Thursday, November 19, 2015

Blog Post 6

          Well, here's my final blog post. The stress is so real. I really like the idea of the stress talking cafe chat, but I didn't comment on that blog because I'm not sure if I can make a whole valid comment without just talking about my stress...but the comment I made was a bit of a rant.
          Anyways, this week for Cafe Chat we're making Thanksgiving turkeys. I had a bunch of different kinds I found on pinterest, more intense than the regular elementary school ones, and I let them choose which one or ones to make from 4. I've been bringing a bag of construction paper, scissors, glue sticks, and examples of the turkeys with me to the chats. My Wednesday group members really enjoyed it. We were in the multipurpose room of West Quad, and we ended up going an extra 30 minutes over but three members were really into it and didn't mind. Then, apparently west quad was having a party or something and they bought in 42 huge boxes of pizza and let us have some so we got the food experience without having to go out. (I've been reluctant to plan outings with this group because attendance is so shaky).

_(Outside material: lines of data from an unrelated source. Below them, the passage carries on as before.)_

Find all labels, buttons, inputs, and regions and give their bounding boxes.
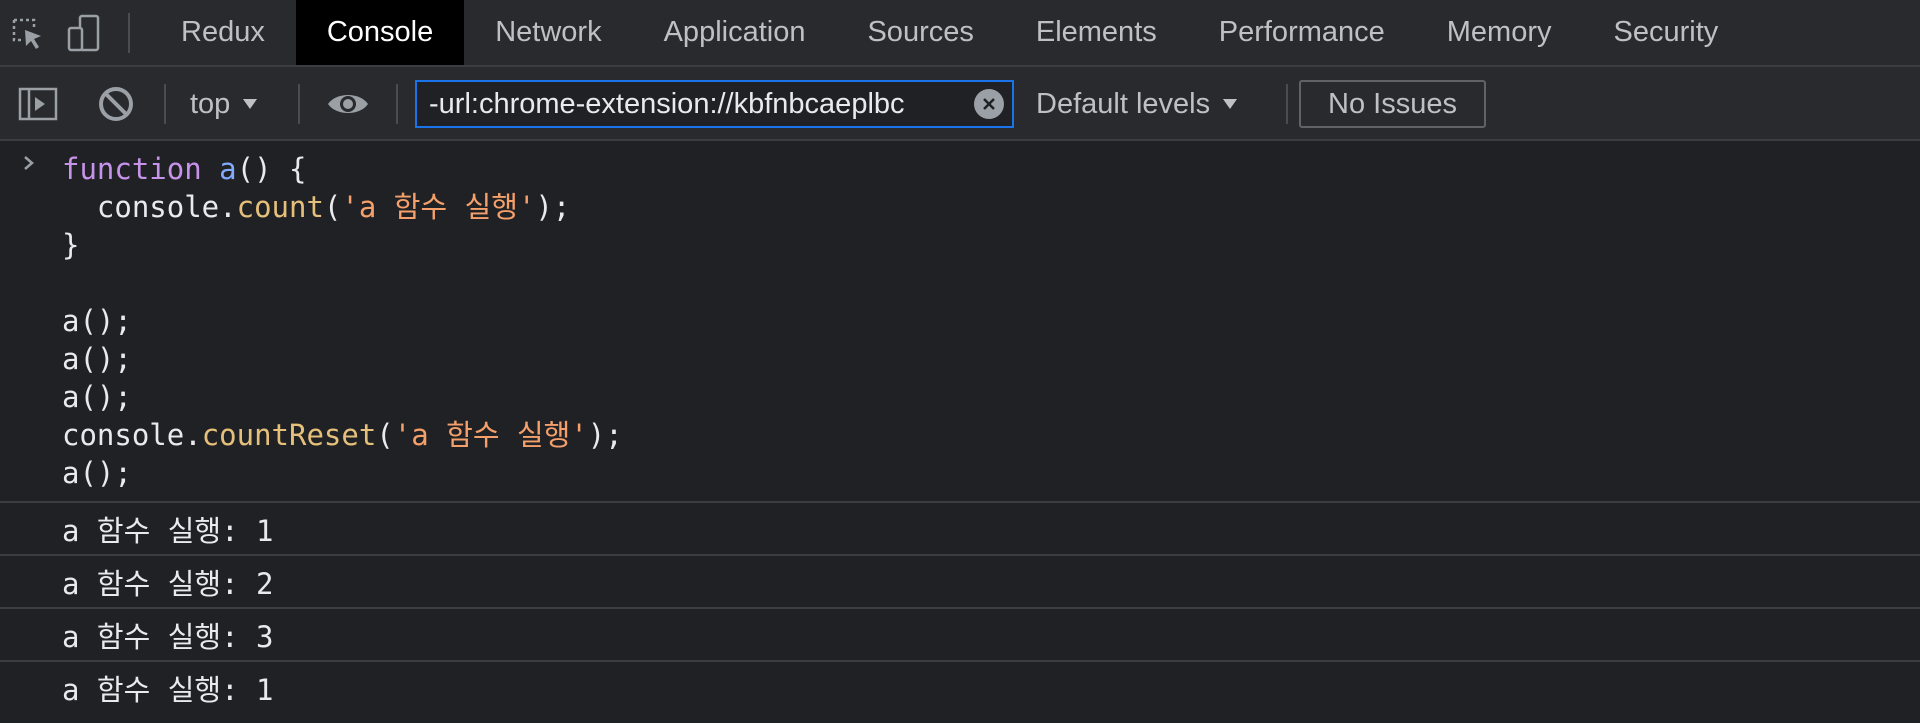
tab-label: Console	[326, 16, 434, 48]
tab-label: Performance	[1218, 16, 1385, 48]
console-toolbar: top Default levels No Issues	[0, 67, 1920, 141]
code-string: 'a 함수 실행'	[341, 190, 536, 224]
clear-filter-icon[interactable]	[974, 89, 1004, 119]
code-string: 'a 함수 실행'	[393, 418, 588, 452]
tab-memory[interactable]: Memory	[1416, 0, 1583, 65]
code-text: a();	[62, 456, 132, 490]
console-filter-field[interactable]	[415, 80, 1014, 128]
output-text: a 함수 실행: 1	[62, 672, 274, 707]
devtools-tab-bar: Redux Console Network Application Source…	[0, 0, 1920, 67]
code-text: );	[587, 418, 623, 452]
code-text: }	[62, 228, 80, 262]
code-text: console.	[62, 418, 202, 452]
command-input-code: function a() { console.count('a 함수 실행');…	[62, 150, 623, 492]
tab-console[interactable]: Console	[295, 0, 465, 65]
console-messages: function a() { console.count('a 함수 실행');…	[0, 141, 1920, 723]
output-text: a 함수 실행: 1	[62, 513, 274, 548]
tab-redux[interactable]: Redux	[150, 0, 296, 65]
issues-button[interactable]: No Issues	[1299, 80, 1486, 128]
dropdown-arrow-icon	[1223, 99, 1238, 109]
code-text: (	[376, 418, 394, 452]
chevron-right-icon	[24, 156, 34, 170]
toolbar-divider	[396, 84, 398, 124]
output-text: a 함수 실행: 3	[62, 619, 274, 654]
code-text: a();	[62, 342, 132, 376]
tab-label: Sources	[867, 16, 974, 48]
log-levels-dropdown[interactable]: Default levels	[1036, 85, 1238, 123]
context-selector[interactable]: top	[190, 85, 258, 123]
device-toolbar-icon[interactable]	[56, 0, 112, 67]
filter-input[interactable]	[417, 82, 965, 126]
tab-performance[interactable]: Performance	[1188, 0, 1416, 65]
issues-label: No Issues	[1328, 87, 1457, 120]
tab-network[interactable]: Network	[464, 0, 632, 65]
console-output-row: a 함수 실행: 3	[0, 607, 1920, 660]
toolbar-divider	[128, 12, 130, 53]
code-text: () {	[236, 152, 307, 186]
tab-security[interactable]: Security	[1583, 0, 1750, 65]
inspect-element-icon[interactable]	[0, 0, 56, 67]
code-text: console.	[62, 190, 237, 224]
context-label: top	[190, 87, 231, 120]
toolbar-divider	[1286, 84, 1288, 124]
code-text: a();	[62, 304, 132, 338]
toolbar-divider	[164, 84, 166, 124]
tab-label: Security	[1613, 16, 1719, 48]
tab-label: Application	[663, 16, 806, 48]
tab-sources[interactable]: Sources	[836, 0, 1004, 65]
code-text: (	[323, 190, 342, 224]
live-expression-eye-icon[interactable]	[324, 86, 372, 122]
code-function-name: a	[219, 152, 237, 186]
console-output-row: a 함수 실행: 1	[0, 501, 1920, 554]
code-keyword: function	[62, 152, 202, 186]
dropdown-arrow-icon	[243, 99, 258, 109]
code-text: a();	[62, 380, 132, 414]
code-text: );	[535, 190, 571, 224]
tab-label: Redux	[181, 16, 265, 48]
console-output-row: a 함수 실행: 2	[0, 554, 1920, 607]
levels-label: Default levels	[1036, 87, 1211, 120]
tab-label: Memory	[1446, 16, 1552, 48]
tab-application[interactable]: Application	[633, 0, 837, 65]
clear-console-icon[interactable]	[96, 84, 136, 124]
code-method: count	[236, 190, 324, 224]
toolbar-divider	[298, 84, 300, 124]
tab-label: Network	[495, 16, 602, 48]
tab-label: Elements	[1035, 16, 1157, 48]
code-method: countReset	[201, 418, 377, 452]
tab-elements[interactable]: Elements	[1005, 0, 1188, 65]
sidebar-toggle-icon[interactable]	[16, 84, 60, 124]
console-output-row: a 함수 실행: 1	[0, 660, 1920, 713]
output-text: a 함수 실행: 2	[62, 566, 274, 601]
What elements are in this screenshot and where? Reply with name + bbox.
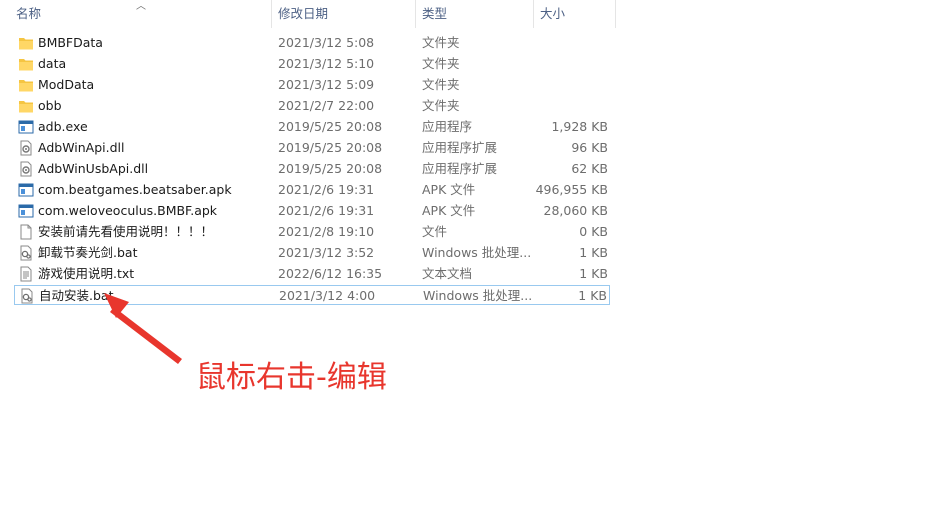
annotation-label: 鼠标右击-编辑 [196, 360, 387, 395]
annotation-arrow-icon [104, 293, 182, 364]
file-explorer-page: 名称 ︿ 修改日期 类型 大小 BMBFData 2021/3/12 5:08 文件… [0, 0, 945, 520]
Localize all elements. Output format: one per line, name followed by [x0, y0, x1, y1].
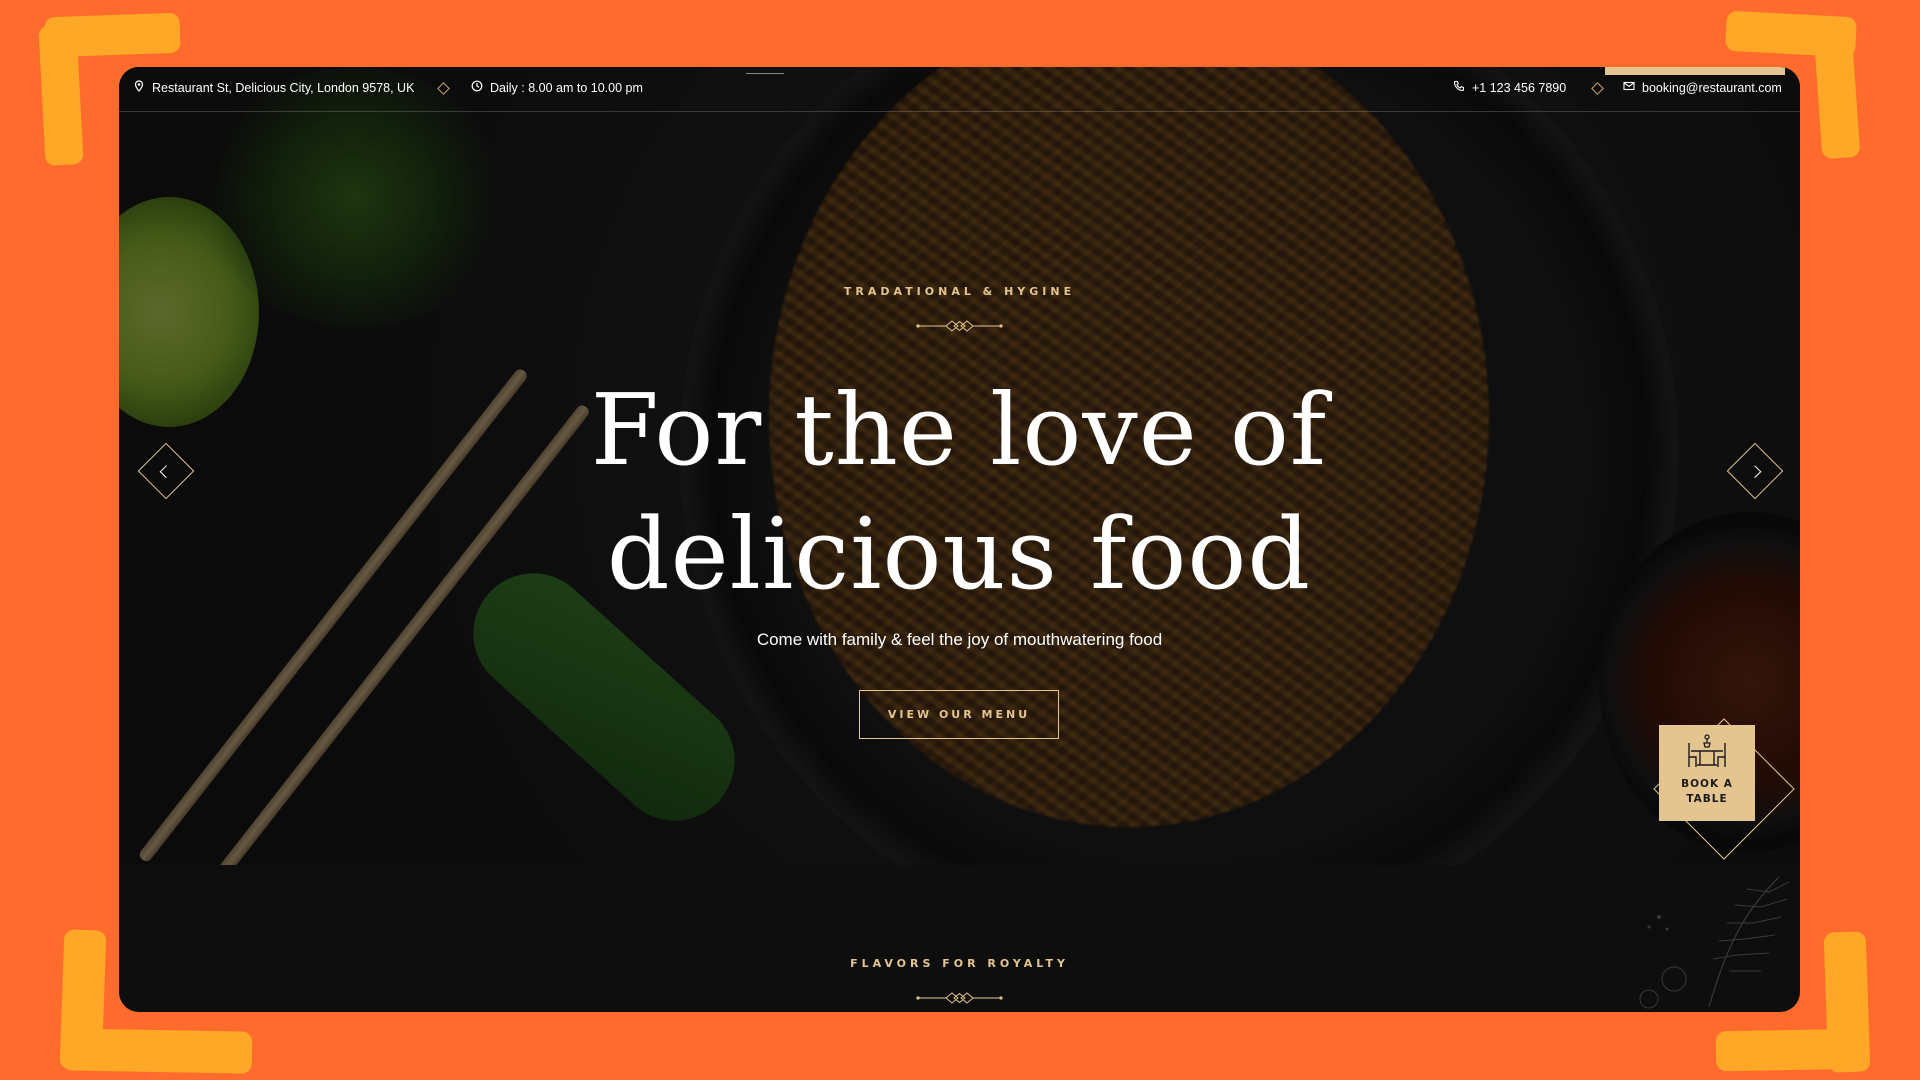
dining-table-icon [1688, 734, 1726, 767]
menu-toggle-lines[interactable] [746, 67, 784, 74]
decorative-bracket [1715, 1028, 1867, 1072]
hero-subheadline: Come with family & feel the joy of mouth… [756, 630, 1163, 649]
top-info-bar: Restaurant St, Delicious City, London 95… [119, 67, 1800, 112]
separator-diamond [1591, 82, 1604, 95]
book-table-button[interactable]: BOOK A TABLE [1659, 725, 1755, 821]
phone-text[interactable]: +1 123 456 7890 [1472, 81, 1566, 95]
mail-icon [1623, 80, 1635, 95]
address-text: Restaurant St, Delicious City, London 95… [152, 80, 415, 95]
decorative-bracket [61, 1028, 253, 1074]
map-pin-icon [133, 80, 145, 95]
hours-text: Daily : 8.00 am to 10.00 pm [490, 80, 643, 95]
separator-diamond [437, 82, 450, 95]
chevron-right-icon [1748, 465, 1762, 479]
email-text[interactable]: booking@restaurant.com [1642, 81, 1782, 95]
topbar-accent [1605, 67, 1785, 75]
hero-headline-line2: delicious food [606, 498, 1312, 612]
ornament-divider [916, 320, 1003, 332]
hero-section: Restaurant St, Delicious City, London 95… [119, 67, 1800, 865]
phone-icon [1453, 80, 1465, 95]
section-eyebrow: FLAVORS FOR ROYALTY [850, 957, 1069, 970]
website-frame: Restaurant St, Delicious City, London 95… [119, 67, 1800, 1012]
clock-icon [471, 80, 483, 95]
phone-info[interactable]: +1 123 456 7890 [1453, 80, 1566, 95]
hero-eyebrow: TRADATIONAL & HYGINE [843, 285, 1076, 298]
hero-headline-line1: For the love of [590, 374, 1328, 488]
book-table-label[interactable]: BOOK A TABLE [1659, 777, 1755, 807]
leaf-decoration [1639, 876, 1790, 1009]
hours-info: Daily : 8.00 am to 10.00 pm [471, 80, 643, 95]
hero-headline: For the love of delicious food [409, 369, 1509, 617]
view-menu-button[interactable]: VIEW OUR MENU [859, 690, 1059, 739]
chevron-left-icon [159, 465, 173, 479]
ornament-divider [916, 992, 1003, 1004]
address-info: Restaurant St, Delicious City, London 95… [133, 80, 414, 95]
email-info[interactable]: booking@restaurant.com [1623, 80, 1782, 95]
decorative-bracket [38, 24, 84, 166]
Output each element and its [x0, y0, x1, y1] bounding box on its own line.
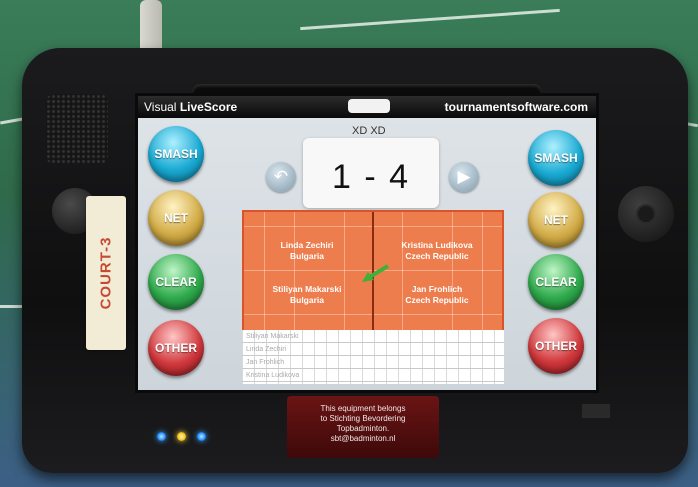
- status-led-yellow: [177, 432, 186, 441]
- left-clear-button[interactable]: CLEAR: [148, 254, 204, 310]
- player-top-right[interactable]: Kristina Ludikova Czech Republic: [378, 240, 496, 262]
- device-screen: Visual LiveScore tournamentsoftware.com …: [135, 93, 599, 393]
- undo-icon: ↶: [273, 167, 289, 186]
- court-line: [482, 212, 483, 330]
- log-row: Jan Frohlich: [242, 356, 504, 369]
- sticker-line: This equipment belongs: [320, 404, 406, 413]
- score-box: 1 - 4: [303, 138, 439, 208]
- player-country: Bulgaria: [289, 295, 324, 305]
- sticker-line: to Stichting Bevordering: [320, 414, 406, 423]
- player-name: Stiliyan Makarski: [272, 284, 342, 294]
- play-icon: ▶: [457, 167, 471, 186]
- player-country: Czech Republic: [405, 295, 469, 305]
- app-header: Visual LiveScore tournamentsoftware.com: [138, 96, 596, 118]
- right-clear-button[interactable]: CLEAR: [528, 254, 584, 310]
- court-line: [402, 212, 403, 330]
- sticker-line: sbt@badminton.nl: [330, 434, 396, 443]
- player-name: Jan Frohlich: [411, 284, 463, 294]
- court-label-text: COURT-3: [97, 236, 115, 310]
- court-line: [294, 212, 295, 330]
- status-led-blue: [197, 432, 206, 441]
- speaker-grille: [46, 94, 108, 164]
- hardware-logo: [582, 404, 610, 418]
- ownership-sticker: This equipment belongs to Stichting Bevo…: [287, 396, 439, 458]
- player-top-left[interactable]: Linda Zechiri Bulgaria: [248, 240, 366, 262]
- player-country: Czech Republic: [405, 251, 469, 261]
- left-other-button[interactable]: OTHER: [148, 320, 204, 376]
- status-led-blue: [157, 432, 166, 441]
- court-diagram[interactable]: Linda Zechiri Bulgaria Kristina Ludikova…: [242, 210, 504, 332]
- right-net-button[interactable]: NET: [528, 192, 584, 248]
- next-button[interactable]: ▶: [449, 162, 479, 192]
- undo-button[interactable]: ↶: [266, 162, 296, 192]
- app-brand: Visual LiveScore: [144, 100, 237, 114]
- site-name: tournamentsoftware.com: [444, 100, 588, 114]
- right-other-button[interactable]: OTHER: [528, 318, 584, 374]
- left-net-button[interactable]: NET: [148, 190, 204, 246]
- player-bottom-right[interactable]: Jan Frohlich Czech Republic: [378, 284, 496, 306]
- event-label: XD XD: [352, 125, 386, 137]
- log-row: Linda Zechiri: [242, 343, 504, 356]
- court-line: [344, 212, 345, 330]
- player-country: Bulgaria: [289, 251, 324, 261]
- court-line: [452, 212, 453, 330]
- log-row: Stiliyan Makarski: [242, 330, 504, 343]
- right-smash-button[interactable]: SMASH: [528, 130, 584, 186]
- court-line: [264, 212, 265, 330]
- menu-pill-button[interactable]: [348, 99, 390, 113]
- player-bottom-left[interactable]: Stiliyan Makarski Bulgaria: [248, 284, 366, 306]
- right-dpad[interactable]: [618, 186, 674, 242]
- sticker-line: Topbadminton.: [336, 424, 390, 433]
- player-name: Linda Zechiri: [280, 240, 334, 250]
- score-text: 1 - 4: [331, 158, 411, 196]
- brand-prefix: Visual: [144, 100, 180, 114]
- court-label-sticker: COURT-3: [86, 196, 126, 350]
- serve-arrow-icon: [362, 264, 390, 282]
- player-name: Kristina Ludikova: [401, 240, 473, 250]
- rally-log: Stiliyan Makarski Linda Zechiri Jan Froh…: [242, 330, 504, 384]
- left-smash-button[interactable]: SMASH: [148, 126, 204, 182]
- log-row: Kristina Ludikova: [242, 369, 504, 382]
- brand-name: LiveScore: [179, 100, 238, 114]
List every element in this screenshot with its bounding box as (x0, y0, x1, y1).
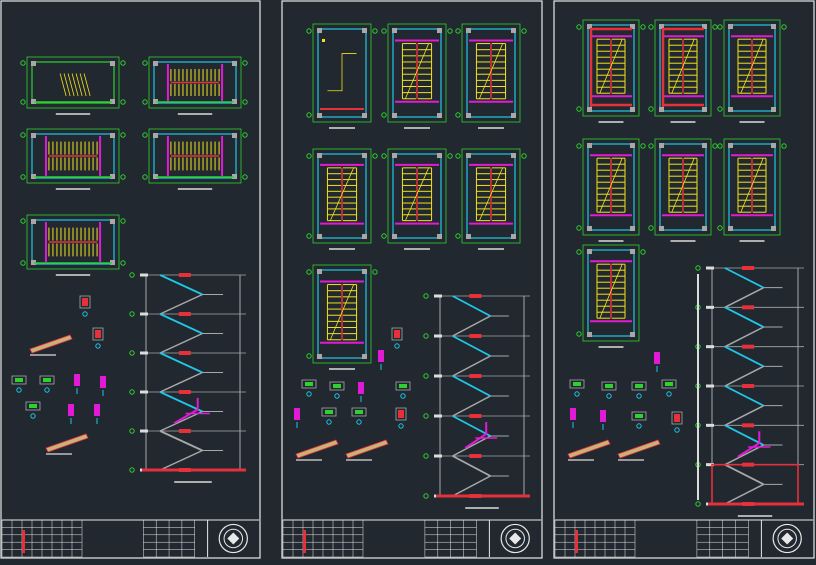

          Today, I bought in the same activity but it didn't go as well as I thought it would. I showed them the examples and got a lot of blank looks, but once I gave them a little nudge they were into it. However, it got awkward at the end because some people were really into it and taking a long time, and others I could tell were not and weren't so happy that we ended like 20 minutes late. I had my ukulele from my Mused teacher with me, and I let them all play with it.
          These past two weekish/for a while I've been feeling pretty down and not talking much to anybody. I'm just not so happy mood-wise. I know what I'm upset about certain things, but all the bad things put together don't equate my upsetness. I try really hard to put it away from cafe chat, and put on a smile for them. I think I'm doing a good job, but sometimes when plans bust I think it might be because of this. I try really hard for them though. Sometimes I talk about it with them, but more in a joking matter than in a serious matter. I don't really know what I'm doing with my stupid moods.
       Back to being a functioning human being, I think for my final project I want it to have something to do with the concept of home. I want to build a house type thing because moving is like finding a second home. And sometimes we don't find our home for awhile, but when we do it makes us feel not so foreign anymore. I'm not completely sure about this yet though. I also want to somehow incorporate everything we did during cafe chat this semester. I'm not sure who the audience is supposed to be.